The second half of Dangal, much of which transpires within the confines of the National Sports Academy and sports auditoriums, is fairly problematic.
The second half of Dangal, much of which transpires within the confines of the National Sports Academy and sports auditoriums, is fairly problematic. Much like the final portions of Airlift, Dishoom, Pink and M.S. Dhoni: The Untold Story, a wave of unwarranted nationalism hampers its proceedings. It again suffers from a crippling single-mindedness, a tunnel-vision outlook where nobody and nothing but Geeta (now Fatima Sana Sheikh) and her attitude problems exist. She struggles to come of age without so much as acknowledging her immediate surroundings.
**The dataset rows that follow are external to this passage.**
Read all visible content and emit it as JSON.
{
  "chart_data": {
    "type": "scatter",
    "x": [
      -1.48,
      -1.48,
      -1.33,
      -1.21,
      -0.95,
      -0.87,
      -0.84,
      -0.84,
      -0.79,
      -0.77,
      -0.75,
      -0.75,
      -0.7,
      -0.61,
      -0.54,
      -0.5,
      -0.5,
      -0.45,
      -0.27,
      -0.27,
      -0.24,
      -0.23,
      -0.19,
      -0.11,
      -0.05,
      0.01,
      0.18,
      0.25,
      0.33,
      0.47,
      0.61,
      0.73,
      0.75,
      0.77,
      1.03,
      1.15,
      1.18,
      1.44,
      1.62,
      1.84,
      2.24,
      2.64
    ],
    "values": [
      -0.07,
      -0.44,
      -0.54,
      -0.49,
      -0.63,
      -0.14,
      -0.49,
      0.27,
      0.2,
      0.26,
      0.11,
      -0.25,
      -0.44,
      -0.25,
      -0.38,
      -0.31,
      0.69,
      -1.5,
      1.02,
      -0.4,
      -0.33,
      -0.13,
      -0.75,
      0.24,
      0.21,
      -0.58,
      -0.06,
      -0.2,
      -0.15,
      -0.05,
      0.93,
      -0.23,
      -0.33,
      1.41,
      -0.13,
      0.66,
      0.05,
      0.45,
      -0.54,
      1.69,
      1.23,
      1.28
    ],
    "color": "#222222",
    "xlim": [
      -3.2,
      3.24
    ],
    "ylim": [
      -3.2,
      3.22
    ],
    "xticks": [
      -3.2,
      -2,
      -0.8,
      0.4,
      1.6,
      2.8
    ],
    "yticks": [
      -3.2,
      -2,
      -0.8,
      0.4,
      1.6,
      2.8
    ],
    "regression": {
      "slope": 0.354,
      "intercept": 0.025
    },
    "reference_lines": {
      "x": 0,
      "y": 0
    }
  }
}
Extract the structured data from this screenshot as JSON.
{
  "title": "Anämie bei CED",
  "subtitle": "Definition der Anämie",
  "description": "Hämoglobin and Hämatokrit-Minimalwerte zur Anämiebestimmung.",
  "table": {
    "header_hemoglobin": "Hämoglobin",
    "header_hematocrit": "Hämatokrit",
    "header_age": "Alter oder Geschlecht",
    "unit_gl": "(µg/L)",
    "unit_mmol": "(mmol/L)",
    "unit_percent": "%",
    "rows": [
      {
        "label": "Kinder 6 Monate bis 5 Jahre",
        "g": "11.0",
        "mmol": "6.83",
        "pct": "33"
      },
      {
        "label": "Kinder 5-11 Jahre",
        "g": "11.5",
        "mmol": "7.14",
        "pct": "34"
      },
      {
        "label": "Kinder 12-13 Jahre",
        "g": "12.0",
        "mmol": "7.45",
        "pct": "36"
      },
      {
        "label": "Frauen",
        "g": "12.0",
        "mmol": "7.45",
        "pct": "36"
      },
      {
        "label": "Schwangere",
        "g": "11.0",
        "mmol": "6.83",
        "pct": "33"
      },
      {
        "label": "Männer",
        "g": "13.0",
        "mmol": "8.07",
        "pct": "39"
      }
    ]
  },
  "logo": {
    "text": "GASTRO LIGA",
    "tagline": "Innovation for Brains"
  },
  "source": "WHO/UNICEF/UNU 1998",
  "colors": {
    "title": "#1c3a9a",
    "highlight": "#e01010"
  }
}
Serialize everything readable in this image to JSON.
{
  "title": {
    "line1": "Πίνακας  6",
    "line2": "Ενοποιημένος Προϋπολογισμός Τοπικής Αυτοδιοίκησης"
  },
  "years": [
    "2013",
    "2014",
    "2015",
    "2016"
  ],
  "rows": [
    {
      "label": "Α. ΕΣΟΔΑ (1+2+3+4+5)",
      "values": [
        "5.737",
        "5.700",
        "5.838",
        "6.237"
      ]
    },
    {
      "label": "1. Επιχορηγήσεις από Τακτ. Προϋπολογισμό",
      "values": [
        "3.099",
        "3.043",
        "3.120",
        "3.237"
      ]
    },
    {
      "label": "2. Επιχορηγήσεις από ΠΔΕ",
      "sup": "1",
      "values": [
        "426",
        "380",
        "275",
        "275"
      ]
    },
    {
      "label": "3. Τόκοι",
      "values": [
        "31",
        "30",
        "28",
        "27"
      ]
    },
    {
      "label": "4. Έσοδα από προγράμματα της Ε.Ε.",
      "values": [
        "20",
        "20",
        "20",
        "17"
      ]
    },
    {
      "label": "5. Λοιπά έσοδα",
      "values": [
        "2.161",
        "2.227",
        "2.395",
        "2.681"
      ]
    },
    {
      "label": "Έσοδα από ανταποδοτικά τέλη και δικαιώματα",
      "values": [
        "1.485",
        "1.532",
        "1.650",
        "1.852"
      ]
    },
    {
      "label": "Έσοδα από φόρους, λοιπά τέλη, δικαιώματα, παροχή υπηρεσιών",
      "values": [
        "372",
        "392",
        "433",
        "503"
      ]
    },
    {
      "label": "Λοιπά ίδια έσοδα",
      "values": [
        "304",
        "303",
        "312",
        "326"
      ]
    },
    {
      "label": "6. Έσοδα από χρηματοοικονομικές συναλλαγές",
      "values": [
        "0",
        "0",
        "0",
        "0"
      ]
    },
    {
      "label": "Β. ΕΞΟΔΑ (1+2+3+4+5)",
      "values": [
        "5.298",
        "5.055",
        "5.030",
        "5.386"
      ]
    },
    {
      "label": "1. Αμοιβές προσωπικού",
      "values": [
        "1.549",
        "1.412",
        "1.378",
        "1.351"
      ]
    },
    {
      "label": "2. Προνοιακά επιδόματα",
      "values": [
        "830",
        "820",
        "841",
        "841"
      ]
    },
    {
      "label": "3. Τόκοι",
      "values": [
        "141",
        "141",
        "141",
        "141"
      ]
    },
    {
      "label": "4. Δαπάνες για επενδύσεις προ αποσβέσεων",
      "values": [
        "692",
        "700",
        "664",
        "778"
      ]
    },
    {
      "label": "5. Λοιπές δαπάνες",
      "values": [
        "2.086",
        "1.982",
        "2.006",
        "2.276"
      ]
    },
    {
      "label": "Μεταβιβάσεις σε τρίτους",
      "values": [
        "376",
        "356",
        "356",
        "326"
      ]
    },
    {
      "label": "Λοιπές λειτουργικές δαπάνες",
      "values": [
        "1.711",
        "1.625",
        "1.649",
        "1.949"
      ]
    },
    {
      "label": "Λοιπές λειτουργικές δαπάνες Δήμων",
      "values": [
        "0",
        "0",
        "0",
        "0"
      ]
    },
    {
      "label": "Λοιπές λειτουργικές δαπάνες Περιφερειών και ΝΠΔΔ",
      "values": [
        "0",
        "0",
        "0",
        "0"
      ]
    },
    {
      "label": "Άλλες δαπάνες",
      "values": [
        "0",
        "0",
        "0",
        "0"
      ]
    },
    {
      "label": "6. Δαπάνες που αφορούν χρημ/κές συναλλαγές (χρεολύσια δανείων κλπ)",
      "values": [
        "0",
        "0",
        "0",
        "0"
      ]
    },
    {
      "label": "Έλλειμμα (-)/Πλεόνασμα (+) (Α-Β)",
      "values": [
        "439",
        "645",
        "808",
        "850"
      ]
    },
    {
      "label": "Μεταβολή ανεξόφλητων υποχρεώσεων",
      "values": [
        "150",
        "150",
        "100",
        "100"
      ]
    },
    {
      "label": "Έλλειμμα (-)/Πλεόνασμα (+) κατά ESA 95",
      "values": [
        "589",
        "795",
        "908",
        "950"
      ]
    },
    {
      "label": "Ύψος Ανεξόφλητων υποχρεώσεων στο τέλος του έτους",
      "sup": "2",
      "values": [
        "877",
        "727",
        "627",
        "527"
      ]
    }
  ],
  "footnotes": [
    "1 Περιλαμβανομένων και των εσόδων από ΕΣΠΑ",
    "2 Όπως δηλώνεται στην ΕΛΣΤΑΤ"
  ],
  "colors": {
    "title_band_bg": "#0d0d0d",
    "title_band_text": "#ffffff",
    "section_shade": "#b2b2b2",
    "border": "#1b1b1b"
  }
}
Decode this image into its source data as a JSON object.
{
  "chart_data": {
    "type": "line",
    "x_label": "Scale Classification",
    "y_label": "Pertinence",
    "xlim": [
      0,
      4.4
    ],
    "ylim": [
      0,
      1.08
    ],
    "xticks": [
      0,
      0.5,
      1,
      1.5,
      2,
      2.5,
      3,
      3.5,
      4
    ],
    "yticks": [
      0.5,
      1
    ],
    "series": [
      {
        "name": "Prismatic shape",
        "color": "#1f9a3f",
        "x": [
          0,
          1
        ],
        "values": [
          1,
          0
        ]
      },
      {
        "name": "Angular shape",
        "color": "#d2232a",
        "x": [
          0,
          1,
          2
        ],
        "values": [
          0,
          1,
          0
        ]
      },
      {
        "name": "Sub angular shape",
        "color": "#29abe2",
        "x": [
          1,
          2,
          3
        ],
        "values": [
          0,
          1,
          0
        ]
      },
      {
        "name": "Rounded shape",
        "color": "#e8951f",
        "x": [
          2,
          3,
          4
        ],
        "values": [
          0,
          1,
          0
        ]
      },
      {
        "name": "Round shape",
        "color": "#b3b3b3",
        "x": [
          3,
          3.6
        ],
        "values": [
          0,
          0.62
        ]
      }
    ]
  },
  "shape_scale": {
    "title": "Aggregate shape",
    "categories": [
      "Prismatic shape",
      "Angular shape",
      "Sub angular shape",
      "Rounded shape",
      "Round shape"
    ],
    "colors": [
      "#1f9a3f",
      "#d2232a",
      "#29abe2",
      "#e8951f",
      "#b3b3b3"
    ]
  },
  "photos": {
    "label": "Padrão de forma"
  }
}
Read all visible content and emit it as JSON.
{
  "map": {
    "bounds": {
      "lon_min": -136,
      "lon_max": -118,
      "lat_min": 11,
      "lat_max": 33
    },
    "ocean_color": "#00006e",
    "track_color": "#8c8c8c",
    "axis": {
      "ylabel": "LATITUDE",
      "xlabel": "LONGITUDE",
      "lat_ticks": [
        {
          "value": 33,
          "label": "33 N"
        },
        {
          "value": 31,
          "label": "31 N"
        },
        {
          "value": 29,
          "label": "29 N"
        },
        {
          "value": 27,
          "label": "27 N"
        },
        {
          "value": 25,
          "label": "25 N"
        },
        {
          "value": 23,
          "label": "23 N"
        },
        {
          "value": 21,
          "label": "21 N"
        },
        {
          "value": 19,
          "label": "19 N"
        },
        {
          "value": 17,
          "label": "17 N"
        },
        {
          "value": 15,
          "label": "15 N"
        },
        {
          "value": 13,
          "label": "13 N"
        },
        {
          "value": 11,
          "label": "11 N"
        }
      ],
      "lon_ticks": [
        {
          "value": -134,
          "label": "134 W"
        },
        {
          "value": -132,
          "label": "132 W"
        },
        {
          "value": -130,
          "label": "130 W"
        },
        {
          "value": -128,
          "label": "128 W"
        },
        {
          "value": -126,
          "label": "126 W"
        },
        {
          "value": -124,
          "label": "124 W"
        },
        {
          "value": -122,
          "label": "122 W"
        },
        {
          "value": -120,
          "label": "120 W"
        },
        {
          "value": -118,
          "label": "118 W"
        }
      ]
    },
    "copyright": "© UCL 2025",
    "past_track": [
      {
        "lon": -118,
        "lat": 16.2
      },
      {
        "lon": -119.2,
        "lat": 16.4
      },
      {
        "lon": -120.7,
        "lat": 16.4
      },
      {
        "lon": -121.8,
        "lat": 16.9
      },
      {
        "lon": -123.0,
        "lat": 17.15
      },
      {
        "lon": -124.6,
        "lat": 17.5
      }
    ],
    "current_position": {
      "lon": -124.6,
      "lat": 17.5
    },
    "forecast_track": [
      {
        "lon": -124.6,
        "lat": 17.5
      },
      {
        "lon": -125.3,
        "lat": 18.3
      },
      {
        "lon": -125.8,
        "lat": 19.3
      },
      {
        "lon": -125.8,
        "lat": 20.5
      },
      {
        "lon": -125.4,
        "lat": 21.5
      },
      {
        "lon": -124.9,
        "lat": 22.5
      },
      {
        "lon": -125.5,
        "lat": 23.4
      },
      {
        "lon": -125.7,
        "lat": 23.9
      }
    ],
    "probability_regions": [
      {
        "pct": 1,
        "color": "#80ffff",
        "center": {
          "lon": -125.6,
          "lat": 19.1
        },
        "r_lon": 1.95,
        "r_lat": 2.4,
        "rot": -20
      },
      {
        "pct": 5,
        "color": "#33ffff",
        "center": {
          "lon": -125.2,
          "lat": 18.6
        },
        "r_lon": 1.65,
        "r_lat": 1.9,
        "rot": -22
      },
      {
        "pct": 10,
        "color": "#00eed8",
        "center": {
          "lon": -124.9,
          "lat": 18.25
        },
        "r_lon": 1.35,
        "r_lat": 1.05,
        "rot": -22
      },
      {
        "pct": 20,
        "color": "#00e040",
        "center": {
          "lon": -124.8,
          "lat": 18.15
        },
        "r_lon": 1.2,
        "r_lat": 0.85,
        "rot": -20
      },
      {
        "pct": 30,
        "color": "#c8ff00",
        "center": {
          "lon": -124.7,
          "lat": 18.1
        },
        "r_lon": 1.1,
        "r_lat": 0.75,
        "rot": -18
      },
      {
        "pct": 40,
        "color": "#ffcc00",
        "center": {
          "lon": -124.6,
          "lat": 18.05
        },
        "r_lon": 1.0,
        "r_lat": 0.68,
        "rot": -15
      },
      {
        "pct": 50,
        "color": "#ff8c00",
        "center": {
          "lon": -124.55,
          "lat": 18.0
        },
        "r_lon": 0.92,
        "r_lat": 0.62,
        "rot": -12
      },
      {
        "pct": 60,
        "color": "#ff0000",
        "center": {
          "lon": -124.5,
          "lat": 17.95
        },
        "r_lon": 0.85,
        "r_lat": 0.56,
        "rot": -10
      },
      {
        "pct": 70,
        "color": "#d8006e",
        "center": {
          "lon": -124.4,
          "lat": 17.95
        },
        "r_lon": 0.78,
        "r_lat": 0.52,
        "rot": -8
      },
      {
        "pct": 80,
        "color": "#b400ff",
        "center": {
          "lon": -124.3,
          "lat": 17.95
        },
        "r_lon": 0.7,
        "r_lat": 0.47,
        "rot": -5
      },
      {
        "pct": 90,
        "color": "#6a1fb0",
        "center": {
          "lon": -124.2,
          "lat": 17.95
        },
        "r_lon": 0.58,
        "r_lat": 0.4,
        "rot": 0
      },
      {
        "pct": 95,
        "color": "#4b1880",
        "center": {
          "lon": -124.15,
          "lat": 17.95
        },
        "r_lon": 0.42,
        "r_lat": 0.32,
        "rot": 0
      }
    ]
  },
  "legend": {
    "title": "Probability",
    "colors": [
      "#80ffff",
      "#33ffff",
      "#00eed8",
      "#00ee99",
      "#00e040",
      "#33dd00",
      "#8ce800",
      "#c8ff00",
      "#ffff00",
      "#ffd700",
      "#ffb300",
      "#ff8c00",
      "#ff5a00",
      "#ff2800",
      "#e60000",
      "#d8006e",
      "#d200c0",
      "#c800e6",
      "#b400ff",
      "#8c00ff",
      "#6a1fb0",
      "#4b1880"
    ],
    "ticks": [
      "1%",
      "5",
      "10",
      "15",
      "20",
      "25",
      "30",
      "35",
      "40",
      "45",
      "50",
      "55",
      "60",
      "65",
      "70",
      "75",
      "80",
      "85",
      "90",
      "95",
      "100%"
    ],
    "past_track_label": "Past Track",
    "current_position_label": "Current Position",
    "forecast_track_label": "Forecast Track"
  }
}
I didn’t have a problem with the strategic plot-propping inclusion of the national anthem, as much as Khan’s laughably purposeful face while it plays.
I didn’t have a problem with the strategic plot-propping inclusion of the national anthem, as much as Khan’s laughably purposeful face while it plays. Nothing about it seems fully organic, which generally encapsulates the tricky trend of real-life stories being brought to the screen triumphantly to spread ‘awareness’.
Perhaps, at a different time, ruled by a different government, we’d have been seeing a little less chest-beating and a little more nuance at the movies. The unimaginative commentary sounding out the exciting matches is part of this epidemic.
Ms. Shaikh does bring an intense physicality and a certain degree of flawed humaneness to her role. It helps that she isn’t as experienced as, say, Salman Khan, who resorted to lofty third-person referencing and arrogant declarations to similarly demonstrate the too-big-for-boots, downfall phase of professional athletes. Sheikh’s fightback is sincere, defined by a longing even she isn’t quite sure of.
But every well-constructed match sequence is quickly undone by the casting of a K-serial-ish antagonist: the evil-eyed vamp-ish NSA coach, played by a somewhat clueless Girish Kulkarni. His role, in which he doesn’t seem to have been given any written lines, is horribly hollow. Various versions of “What are you doing?” are relayed to Geeta in expressionless glory, while the accompanying background music stops short of an ominous ‘90s bad-man theme. Her final opponent, too, an Australian girl, is made to speak and sledge at a press conference as if she were the drawling villain of 103 Dalmatians.
Dangal is packaged in a way that makes it hard not to root for its parts. After all, everyone likes the friendly, non-neighbourhood underdog shining through. As a whole, though, it is treated with an aura of immortality; you never actually identify its journey, its fierce individuality and complications.
Maybe my biggest issue with the film is that it plays safe, in sharp contrast to its sport and gender-empowering subjects: when was the last time wrestling was considered a safe career, both literally and figuratively?